An Ethereum client like Geth will handle this signing process.

Example JSON-RPC call:

{
  "id": 2,
  "jsonrpc": "2.0",
  "method": "account_signTransaction",
  "params": [
    {
      "from": "0x1923f626bb8dc025849e00f99c25fe2b2f7fb0db",
      "gas": "0x55555",
      "maxFeePerGas": "0x1234",
      "maxPriorityFeePerGas": "0x1234",
      "input": "0xabcd",
      "nonce": "0x0",
      "to": "0x07a565b7ed7d7a678680a4c162885bedbb695fe0",
      "value": "0x1234"
    }
  ]
}

Example response:

{
  "jsonrpc": "2.0",
  "id": 2,
  "result": {
    "raw": "0xf88380018203339407a565b7ed7d7a678680a4c162885bedbb695fe080a44401a6e4000000000000000000000000000000000000000000000000000000000000001226a0223a7c9bcf5531c99be5ea7082183816eb20cfe0bbc322e97cc5c7f71ab8b20ea02aadee6b34b45bb15bc42d9c09de4a6754e7000908da72d48cc7704971491663",
    "tx": {
      "nonce": "0x0",
      "maxFeePerGas": "0x1234",
      "maxPriorityFeePerGas": "0x1234",
      "gas": "0x55555",
      "to": "0x07a565b7ed7d7a678680a4c162885bedbb695fe0",
      "value": "0x1234",
      "input": "0xabcd",
      "v": "0x26",
      "r": "0x223a7c9bcf5531c99be5ea7082183816eb20cfe0bbc322e97cc5c7f71ab8b20e",
      "s": "0x2aadee6b34b45bb15bc42d9c09de4a6754e7000908da72d48cc7704971491663",
      "hash": "0xeba2df809e7a612a0a0d444ccfa5c839624bdc00dd29e3340d46df3870f8a30e"
    }
  }
}

Data field

The vast majority of transactions access a contract from an externally-owned account.
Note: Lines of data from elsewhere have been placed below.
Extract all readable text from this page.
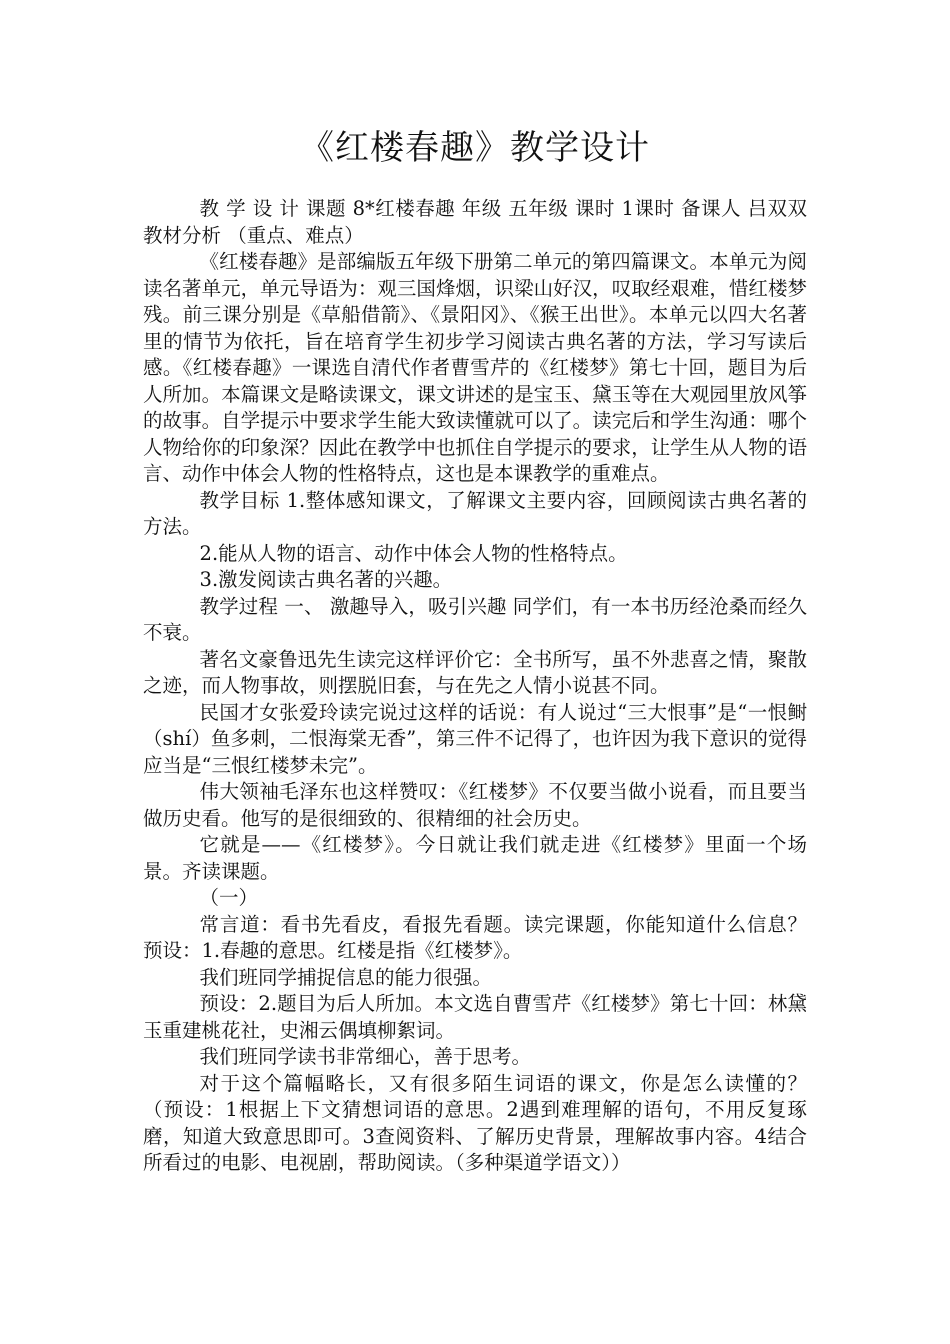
《红楼春趣》教学设计

教 学 设 计 课题 8*红楼春趣 年级 五年级 课时 1课时 备课人 吕双双 教材分析 （重点、难点）

《红楼春趣》是部编版五年级下册第二单元的第四篇课文。本单元为阅读名著单元，单元导语为：观三国烽烟，识梁山好汉，叹取经艰难，惜红楼梦残。前三课分别是《草船借箭》、《景阳冈》、《猴王出世》。本单元以四大名著里的情节为依托，旨在培育学生初步学习阅读古典名著的方法，学习写读后感。《红楼春趣》一课选自清代作者曹雪芹的《红楼梦》第七十回，题目为后人所加。本篇课文是略读课文，课文讲述的是宝玉、黛玉等在大观园里放风筝的故事。自学提示中要求学生能大致读懂就可以了。读完后和学生沟通：哪个人物给你的印象深？因此在教学中也抓住自学提示的要求，让学生从人物的语言、动作中体会人物的性格特点，这也是本课教学的重难点。

教学目标 1.整体感知课文，了解课文主要内容，回顾阅读古典名著的方法。

2.能从人物的语言、动作中体会人物的性格特点。

3.激发阅读古典名著的兴趣。

教学过程 一、 激趣导入，吸引兴趣 同学们，有一本书历经沧桑而经久不衰。

著名文豪鲁迅先生读完这样评价它：全书所写，虽不外悲喜之情，聚散之迹，而人物事故，则摆脱旧套，与在先之人情小说甚不同。

民国才女张爱玲读完说过这样的话说：有人说过“三大恨事”是“一恨鲥（shí）鱼多刺，二恨海棠无香”，第三件不记得了，也许因为我下意识的觉得应当是“三恨红楼梦未完”。

伟大领袖毛泽东也这样赞叹：《红楼梦》不仅要当做小说看，而且要当做历史看。他写的是很细致的、很精细的社会历史。

它就是——《红楼梦》。今日就让我们就走进《红楼梦》里面一个场景。齐读课题。

（一）

常言道：看书先看皮，看报先看题。读完课题，你能知道什么信息？ 预设：1.春趣的意思。红楼是指《红楼梦》。

我们班同学捕捉信息的能力很强。

预设：2.题目为后人所加。本文选自曹雪芹《红楼梦》第七十回：林黛玉重建桃花社，史湘云偶填柳絮词。

我们班同学读书非常细心，善于思考。

对于这个篇幅略长，又有很多陌生词语的课文，你是怎么读懂的？ （预设：1根据上下文猜想词语的意思。2遇到难理解的语句，不用反复琢磨，知道大致意思即可。3查阅资料、了解历史背景，理解故事内容。4结合所看过的电影、电视剧，帮助阅读。（多种渠道学语文））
Most contracts are written in Solidity and interpret their data field in accordance with the application binary interface (ABI).

The first four bytes specify which function to call, in this case 0xa9059cbb

You can sometimes identify the function from the selector using this database(opens in a new tab).

Conclusion

Understanding Ethereum transactions empowers users to navigate the blockchain with confidence. Whether you’re sending value to a friend or interacting with decentralized applications, transactions are the backbone of Ethereum’s decentralized ecosystem. By grasping the fundamentals outlined here, you’re well-equipped to embark on your journey into the world of Ethereum transactions.